Gesetzliche Rahmenordnung: Ja – Politisierung der Wirtschaft: Nein
Die staatliche, gesetzliche Rahmenordnung sollte als Anreiz für die schöpferische Variations- und Selektionslogik des Kapitalismus wirken und so das ihm eigene innovative Potential entfesseln – hinsichtlich konkreter Ausgestaltung von Innovation also bewusst auf den Primat der Politik verzichten. Der „andere Sozialismus“ hingegen tritt genau dann seinen Siegeszug an, wenn der Glaube an die schöpferische Kraft der Freiheit schwindet und einem „Primat der Politik“ Platz macht, der nun selbst gestaltend, regulierend und letztlich immer auch planend an die Stelle privater Verfügungsmacht über die Ressource „Produktionsmittel“ tritt.
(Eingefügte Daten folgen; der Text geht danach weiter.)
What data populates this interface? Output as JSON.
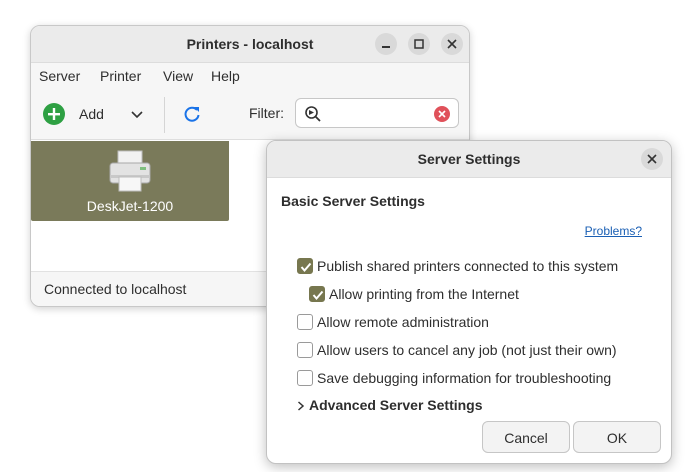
{
  "printers_window": {
    "title": "Printers - localhost",
    "menu": [
      "Server",
      "Printer",
      "View",
      "Help"
    ],
    "toolbar": {
      "add_label": "Add",
      "filter_label": "Filter:",
      "filter_value": ""
    },
    "printers": [
      {
        "name": "DeskJet-1200"
      }
    ],
    "status": "Connected to localhost"
  },
  "server_settings": {
    "title": "Server Settings",
    "section_heading": "Basic Server Settings",
    "problems_link": "Problems?",
    "options": [
      {
        "label": "Publish shared printers connected to this system",
        "checked": true
      },
      {
        "label": "Allow printing from the Internet",
        "checked": true
      },
      {
        "label": "Allow remote administration",
        "checked": false
      },
      {
        "label": "Allow users to cancel any job (not just their own)",
        "checked": false
      },
      {
        "label": "Save debugging information for troubleshooting",
        "checked": false
      }
    ],
    "advanced_label": "Advanced Server Settings",
    "cancel_label": "Cancel",
    "ok_label": "OK"
  },
  "colors": {
    "accent": "#77774f",
    "selected_tile": "#7a7a5a",
    "add_icon": "#2ea043",
    "refresh_icon": "#1a73e8",
    "clear_icon": "#e0515a",
    "link": "#1a5fb4"
  },
  "icons": {
    "add": "add-circle-icon",
    "dropdown": "chevron-down-icon",
    "refresh": "refresh-icon",
    "search": "search-icon",
    "clear": "clear-icon",
    "printer": "printer-icon",
    "minimize": "minimize-icon",
    "maximize": "maximize-icon",
    "close": "close-icon",
    "expander": "chevron-right-icon"
  }
}
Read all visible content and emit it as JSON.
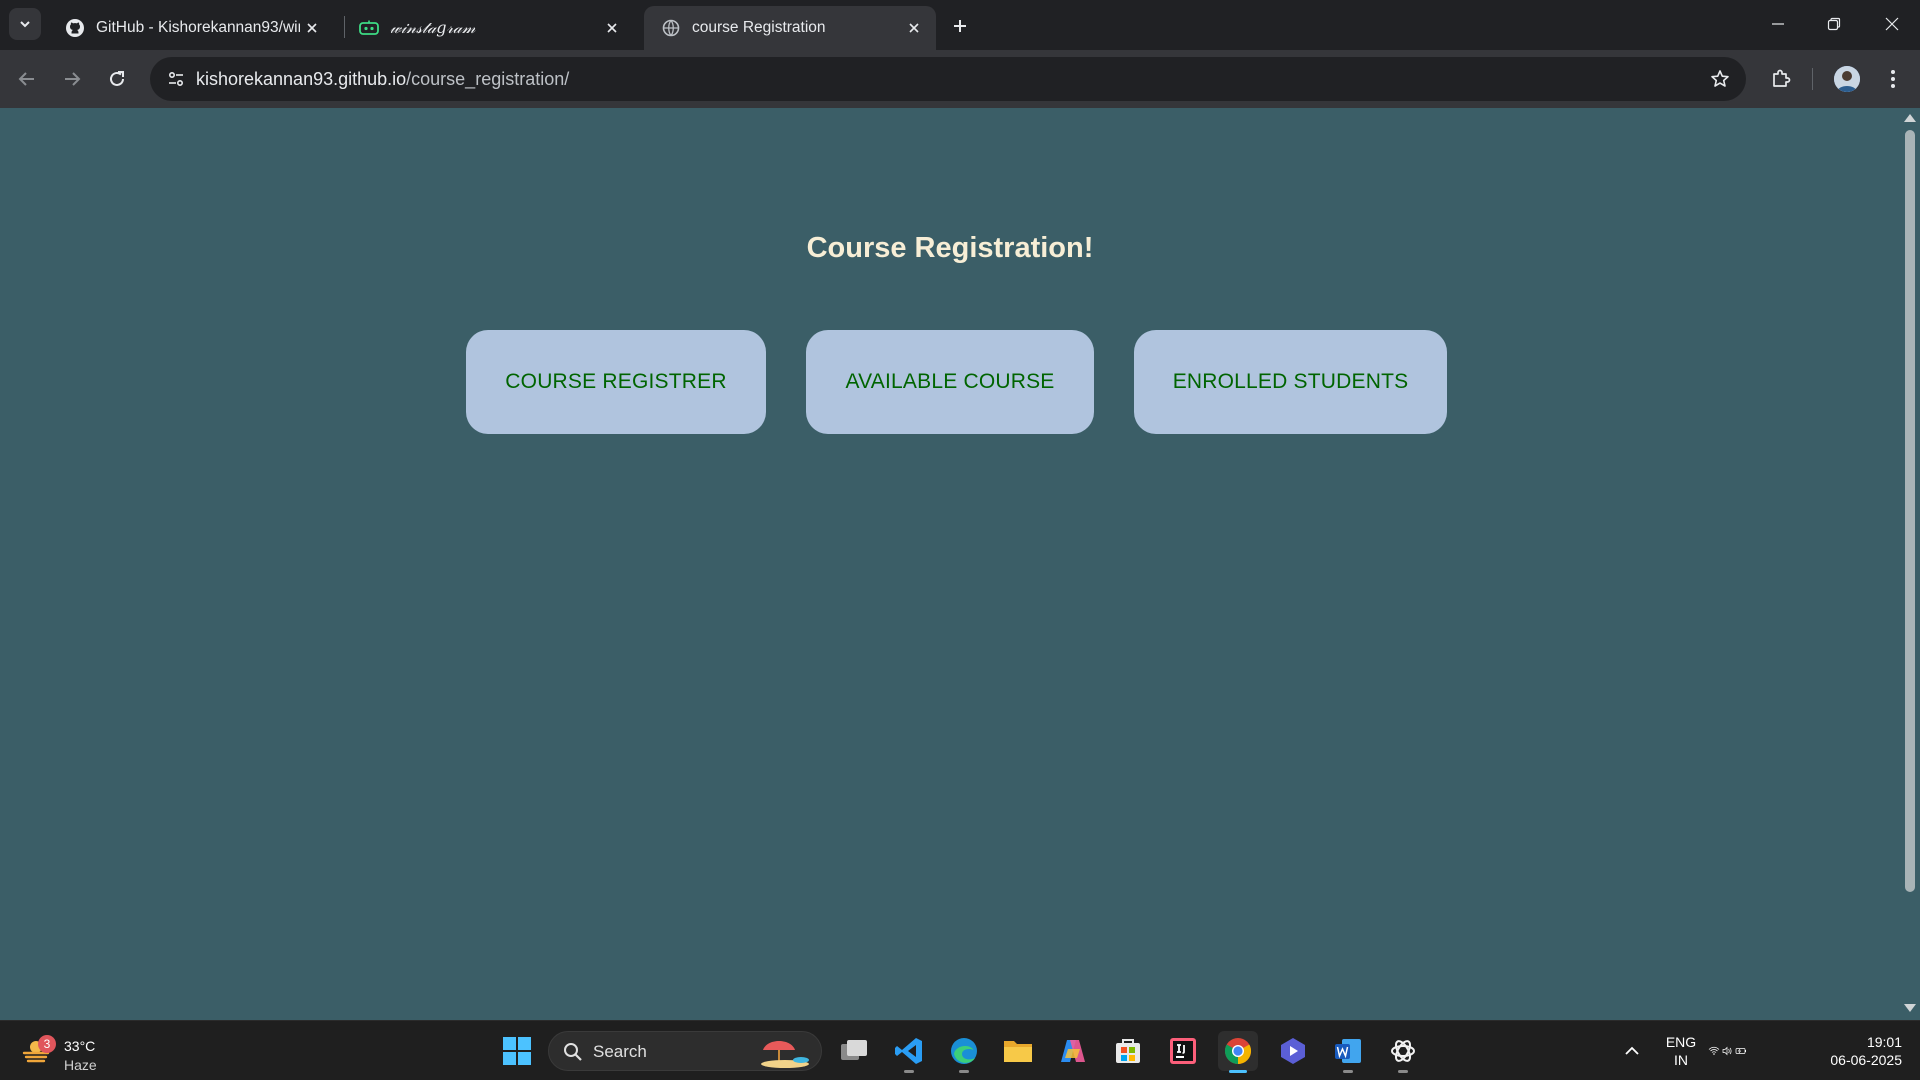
{
  "browser": {
    "tabs": [
      {
        "title": "GitHub - Kishorekannan93/wins",
        "icon": "github-icon",
        "active": false
      },
      {
        "title": "𝓌𝒾𝓃𝓈𝓉𝒶𝑔𝓇𝒶𝓂",
        "icon": "ai-icon",
        "active": false
      },
      {
        "title": "course Registration",
        "icon": "globe-icon",
        "active": true
      }
    ],
    "url_host": "kishorekannan93.github.io",
    "url_path": "/course_registration/"
  },
  "page": {
    "heading": "Course Registration!",
    "buttons": [
      {
        "label": "COURSE REGISTRER"
      },
      {
        "label": "AVAILABLE COURSE"
      },
      {
        "label": "ENROLLED STUDENTS"
      }
    ],
    "background_color": "#3b5e67",
    "button_color": "#b0c4de",
    "button_text_color": "#006400",
    "heading_color": "#f7eed6"
  },
  "taskbar": {
    "weather": {
      "badge": "3",
      "temp": "33°C",
      "condition": "Haze"
    },
    "search_label": "Search",
    "language": {
      "line1": "ENG",
      "line2": "IN"
    },
    "clock": {
      "time": "19:01",
      "date": "06-06-2025"
    }
  }
}
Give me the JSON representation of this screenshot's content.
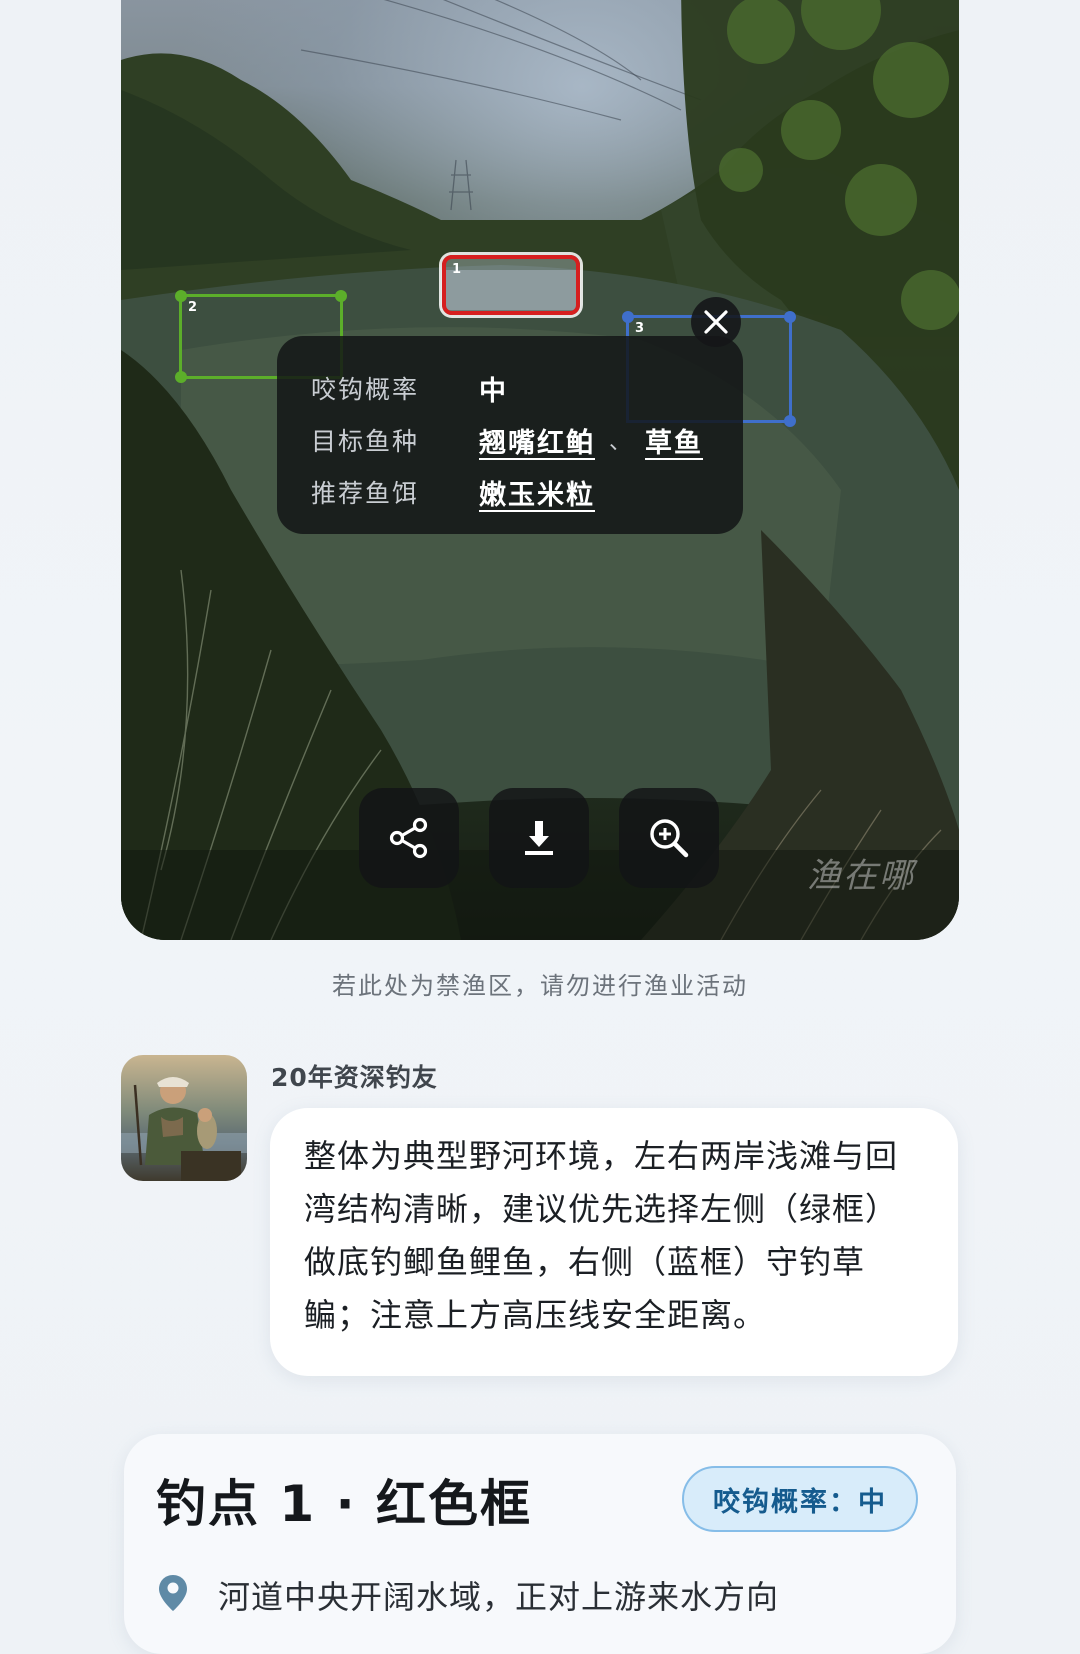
{
  "photo": {
    "detections": [
      {
        "id": "1",
        "color": "#d61f1f"
      },
      {
        "id": "2",
        "color": "#5cae2a"
      },
      {
        "id": "3",
        "color": "#3f6fcb"
      }
    ],
    "watermark": "渔在哪"
  },
  "info_popup": {
    "bite_label": "咬钩概率",
    "bite_value": "中",
    "species_label": "目标鱼种",
    "species": [
      "翘嘴红鲌",
      "草鱼"
    ],
    "separator": "、",
    "bait_label": "推荐鱼饵",
    "bait": "嫩玉米粒",
    "close_icon": "close-icon"
  },
  "actions": {
    "share_icon": "share-icon",
    "download_icon": "download-icon",
    "zoom_icon": "zoom-in-icon"
  },
  "notice": "若此处为禁渔区，请勿进行渔业活动",
  "expert": {
    "name": "20年资深钓友",
    "comment_lines": [
      "整体为典型野河环境，左右两岸浅滩与回",
      "湾结构清晰，建议优先选择左侧（绿框）",
      "做底钓鲫鱼鲤鱼，右侧（蓝框）守钓草",
      "鳊；注意上方高压线安全距离。"
    ]
  },
  "spot": {
    "title": "钓点 1 · 红色框",
    "badge": "咬钩概率：中",
    "location_icon": "location-pin-icon",
    "location": "河道中央开阔水域，正对上游来水方向"
  },
  "colors": {
    "accent_badge_bg": "#d8ecfa",
    "accent_badge_text": "#155b8e",
    "location_icon": "#5f8aa6"
  }
}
Das Privateigentum besteht dabei rechtlich betrachtet weiter, seine konkrete Verwendung wird aber immer mehr gemäß politischen Zielsetzungen gesteuert. Damit verliert es weitgehend seine wohlstandsschaffende ökonomische Funktion. Und da jede marktfeindliche staatliche Intervention in das Gefüge der freien Wirtschaft zu einer Interventionsspirale führt, dürfen wir fragen: befinden wir uns vielleicht auf dem Weg in eine neue Art von Knechtschaft durch Staat und Politik? Die Frage – oder die Mahnung – geht auch heute noch an die Sozialisten in allen Parteien.
Dieser Artikel ist in einer leicht veränderten und kürzeren Fassung unter dem Titel „Der andere Sozialismus“ in der Neuen Zürcher Zeitung vom 13. März 2021, S. 40, erschienen. Er ist auch online unter nzz.ch abrufbar.